Here’s the first poem from section four to get you started:


You wager too much, small self, on the way you feel. Nothing
     you have thought should last forever can’t be lost.

Even the yellow wind that begins at once to strip the last of the
     heart-shaped foliage from the tree across the way

knows that feeling is a spell from which the mind can
     rouse itself awake if it would only let itself be taken

leaf by leaf apart. And you have felt this fear before, clung
     as to a vapor misremembering what had stood to

live through memory alone. Or was it afterwards among
     fog folded into blankets of some self-erasing sleep.

Or when, conversely, focused on the constancy of any given
     thing without dispersing, undissolved—an icecap-

white moon or clock-face on a tower—the mind intent on far
     too fine a point to take in any more. You will outlive

yourself again, and what you feel now, this adamantine
     sorrow, will scatter its dicethrow behind you into swans.


At 12/07/2010 9:02 AM, Anonymous Anonymous said...

I don't get it. Adamantine sorrow? Dice thrown into swans? Doesn't this trouble anybody else's smell test?

At 12/07/2010 9:07 AM, Blogger Patricia Lockwood said...

I can't wait to read this--I think I'm getting it for Christmas. I have a disorder where I'm compelled to read absolutely anything Wave puts out, including grocery lists and manifestoes

At 12/07/2010 9:11 AM, Blogger John Gallaher said...

I often want to push back against modification of this sort as well, but the idea of a kind of lusterous sorrow, I found persuasive. And then the dice isn't dice but a dicethrow, so that it's the lusterous sorrow that scatters behind you and turns into swans, which seems to me a very nice description of how one might deal with a sorrow as it goes into one's back story.

At 12/07/2010 9:26 AM, Anonymous Anonymous said...

Does the adamant have a luster? I read that word as denoting impervious, which, incidentally I can see applying to sorrow, but stop there already, or face being quoted in a marginal BLOCK THAT METAPHOR bit somewhere or other.

If everybody wants what looks from here like competent academic poetry from sixty years ago, okay then.

At 12/07/2010 9:49 AM, Blogger Patricia Lockwood said...

Adamantine is a mineral, Anon, a kind of spar.

At 12/07/2010 10:49 AM, Blogger John Gallaher said...

I read it, to verify, in my trusty American Heritage Dictionary as having the "hardness or luster of a diamond."

So we can all be right.
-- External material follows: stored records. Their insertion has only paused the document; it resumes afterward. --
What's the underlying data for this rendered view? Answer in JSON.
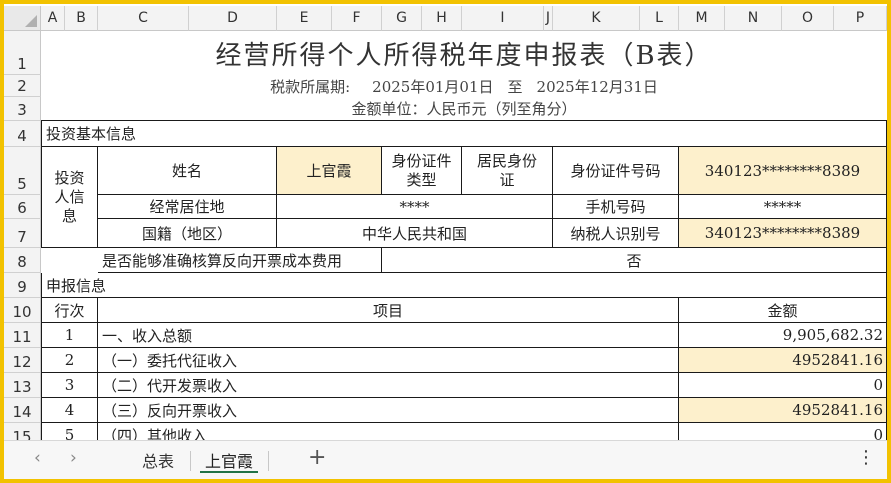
{
  "columns": [
    "A",
    "B",
    "C",
    "D",
    "E",
    "F",
    "G",
    "H",
    "I",
    "J",
    "K",
    "L",
    "M",
    "N",
    "O",
    "P"
  ],
  "rows": [
    "1",
    "2",
    "3",
    "4",
    "5",
    "6",
    "7",
    "8",
    "9",
    "10",
    "11",
    "12",
    "13",
    "14",
    "15"
  ],
  "title": "经营所得个人所得税年度申报表（B表）",
  "period": {
    "label": "税款所属期:",
    "start": "2025年01月01日",
    "to": "至",
    "end": "2025年12月31日"
  },
  "unit": "金额单位：人民币元（列至角分）",
  "investor_section": "投资基本信息",
  "investor": {
    "group_label": "投资人信息",
    "name_label": "姓名",
    "name_value": "上官霞",
    "id_type_label": "身份证件类型",
    "id_type_value": "居民身份证",
    "id_no_label": "身份证件号码",
    "id_no_value": "340123********8389",
    "residence_label": "经常居住地",
    "residence_value": "****",
    "phone_label": "手机号码",
    "phone_value": "*****",
    "nationality_label": "国籍（地区）",
    "nationality_value": "中华人民共和国",
    "taxpayer_id_label": "纳税人识别号",
    "taxpayer_id_value": "340123********8389",
    "reverse_label": "是否能够准确核算反向开票成本费用",
    "reverse_value": "否"
  },
  "report_section": "申报信息",
  "report_header": {
    "seq": "行次",
    "item": "项目",
    "amount": "金额"
  },
  "report_rows": [
    {
      "seq": "1",
      "item": "一、收入总额",
      "amount": "9,905,682.32",
      "highlight": false
    },
    {
      "seq": "2",
      "item": "（一）委托代征收入",
      "amount": "4952841.16",
      "highlight": true
    },
    {
      "seq": "3",
      "item": "（二）代开发票收入",
      "amount": "0",
      "highlight": false
    },
    {
      "seq": "4",
      "item": "（三）反向开票收入",
      "amount": "4952841.16",
      "highlight": true
    },
    {
      "seq": "5",
      "item": "（四）其他收入",
      "amount": "0",
      "highlight": false
    }
  ],
  "tabs": {
    "prev": "‹",
    "next": "›",
    "sheet1": "总表",
    "sheet2": "上官霞",
    "add": "+",
    "more": "⋮"
  },
  "colors": {
    "frame": "#f2c200",
    "highlight": "#fdf0cc",
    "active_tab": "#217346"
  }
}
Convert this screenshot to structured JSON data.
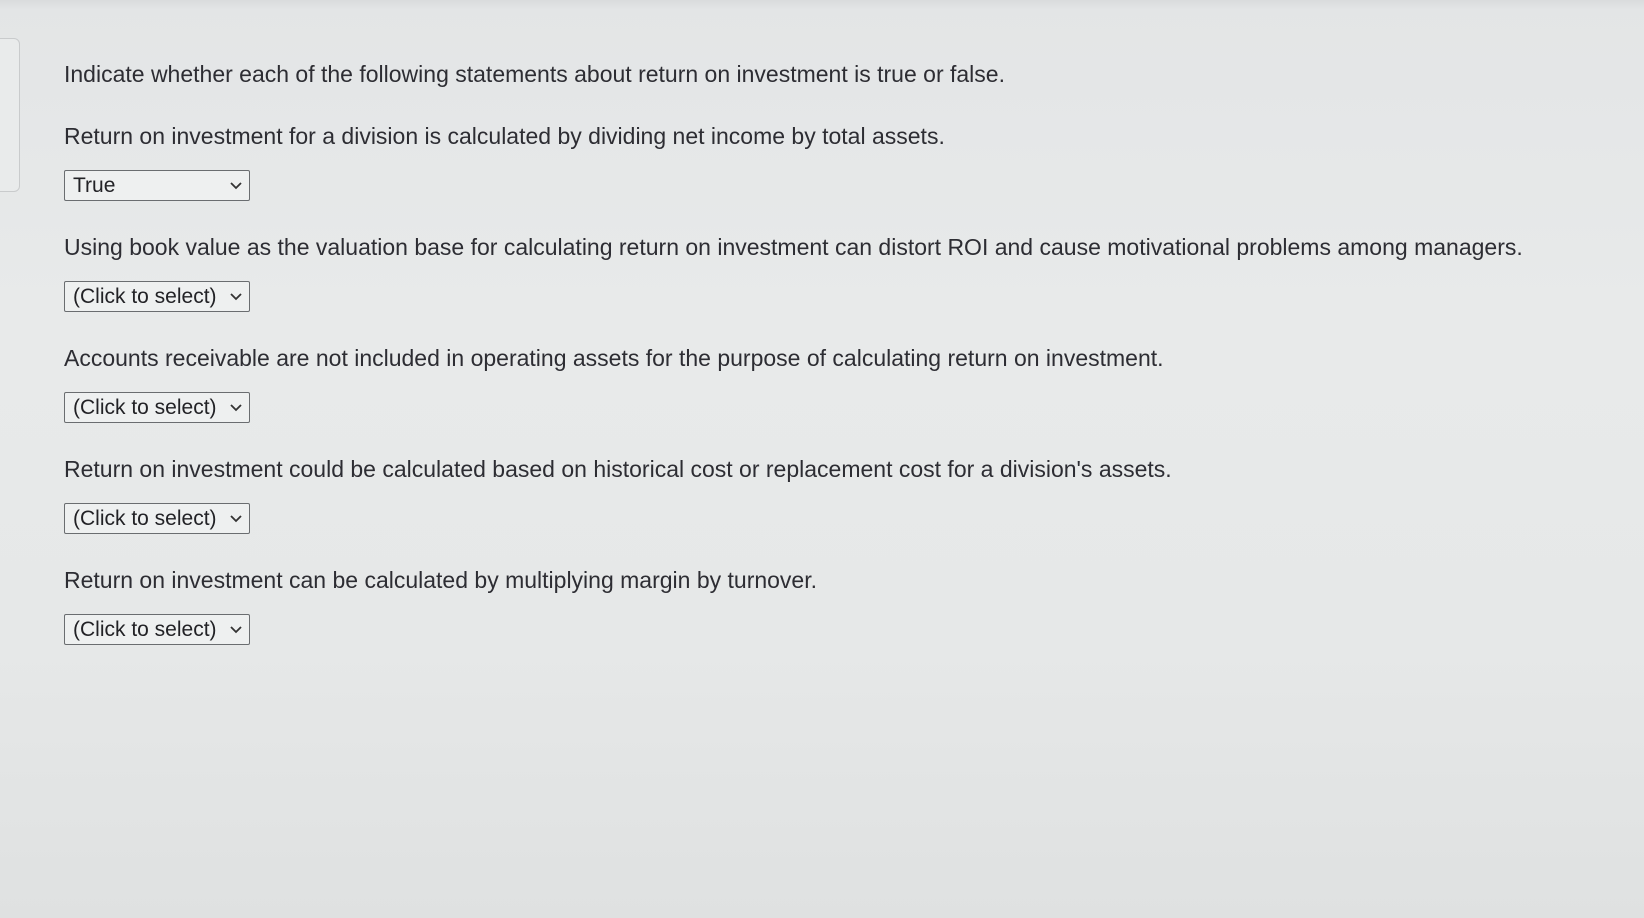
{
  "instruction": "Indicate whether each of the following statements about return on investment is true or false.",
  "questions": [
    {
      "statement": "Return on investment for a division is calculated by dividing net income by total assets.",
      "selected": "True"
    },
    {
      "statement": "Using book value as the valuation base for calculating return on investment can distort ROI and cause motivational problems among managers.",
      "selected": "(Click to select)"
    },
    {
      "statement": "Accounts receivable are not included in operating assets for the purpose of calculating return on investment.",
      "selected": "(Click to select)"
    },
    {
      "statement": "Return on investment could be calculated based on historical cost or replacement cost for a division's assets.",
      "selected": "(Click to select)"
    },
    {
      "statement": "Return on investment can be calculated by multiplying margin by turnover.",
      "selected": "(Click to select)"
    }
  ],
  "icons": {
    "dropdown": "chevron-down-icon"
  }
}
But I prefer the "luster of a diamond" reading. That fits better.

At 12/07/2010 11:47 AM, Blogger Patricia Lockwood said...
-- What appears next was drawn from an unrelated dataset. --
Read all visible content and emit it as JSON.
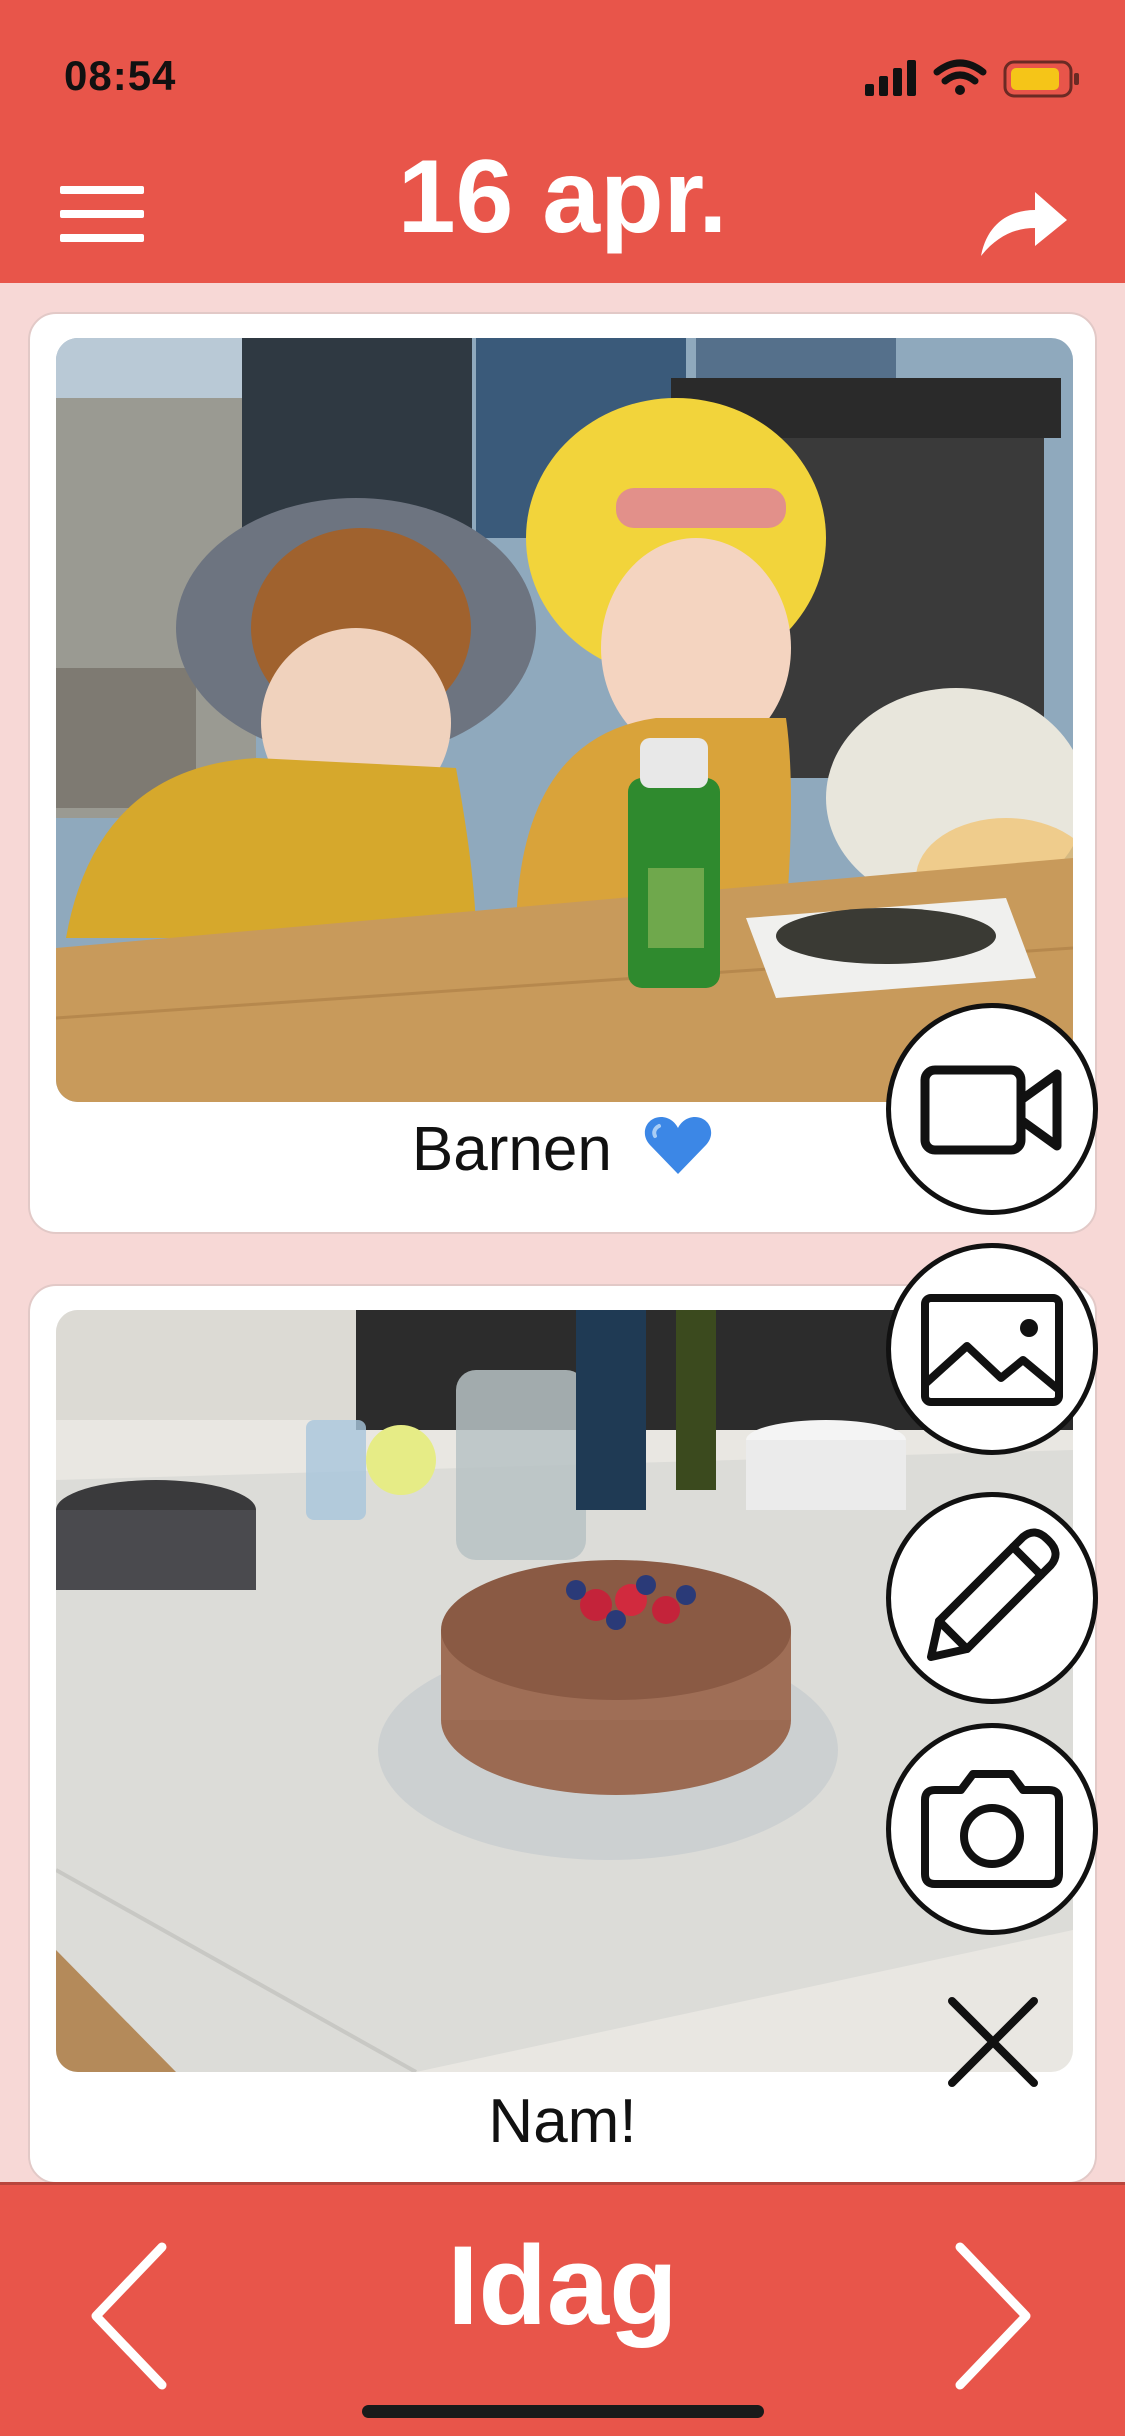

Right, "adamantine luster" is a measure of luster applied to other minerals, most notably diamond. And reading it with an awareness of its dual adjective/noun-ness gives a little more clatter to that dicethrow, as well.

Oh my God we are thinking too hard

At 12/07/2010 12:33 PM, Anonymous Julio de Luna said...
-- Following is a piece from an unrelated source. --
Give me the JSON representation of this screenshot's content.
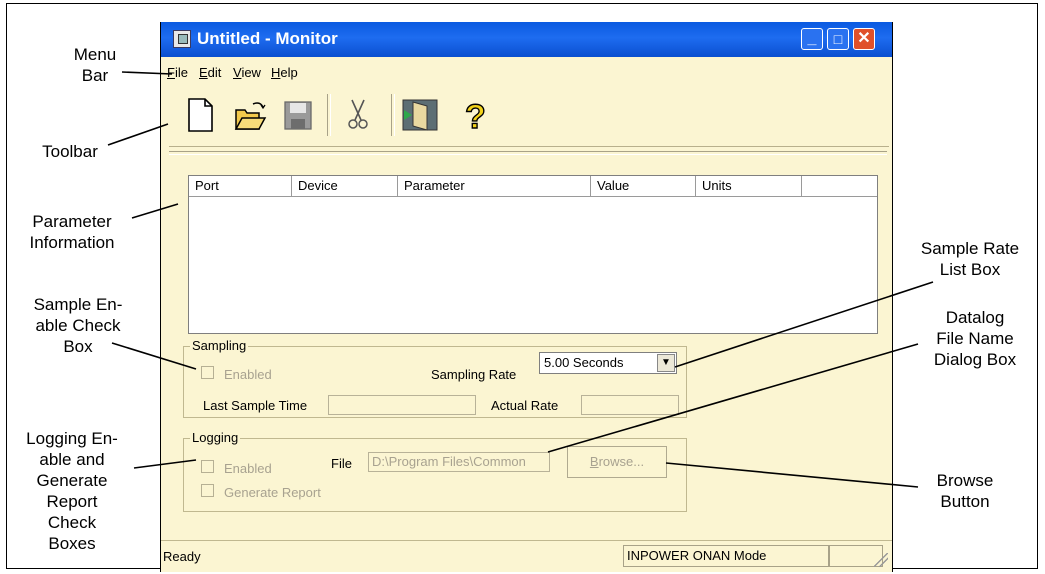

Tell me, where are the galleys
for my manuscript
God At the End of Time?
Did they become lost
like galleons in the ice
floe river of the mail?
God daubs a generic Rogaine
on his ancient pate,
watches his sons on television
with barely concealed
contempt, sexually frustrate.
This was the plot of my book.
Where are the galleys!?

- de Luna

At 12/07/2010 5:16 PM, Anonymous Anonymous said...


At 12/07/2010 5:23 PM, Blogger John Gallaher said...


Nah, we're not thinking too hard. Good poetry has layers and reveals all sorts of things to different ways of thinking along with it. This sort of thing is fun.

At 12/07/2010 8:06 PM, Blogger Robert Mc said...

Thanks for the post John--your thoughtful praise made me go and order myself a dang copy.

At 12/08/2010 1:38 PM, Blogger Fuzz Against Junk said...

I would like a copy of this. Thanks for bringing it to my attention.

At 12/08/2010 3:03 PM, Blogger Whimsy said...

Thanks for the thoughtful introduction to Cloud Corporation, about which I've heard a lot, but haven't seen any actual work before.

I'm with Trish (and others) on the effectiveness of the last lines. I felt the poem got off to a bit of a rocky start but gathered strength through intelligence and music. The passages that require slowing down to parse (Nothing you have thought should last forever can’t be lost) threw me, perhaps.

My loved ones are on alert that this is on my Christmas list.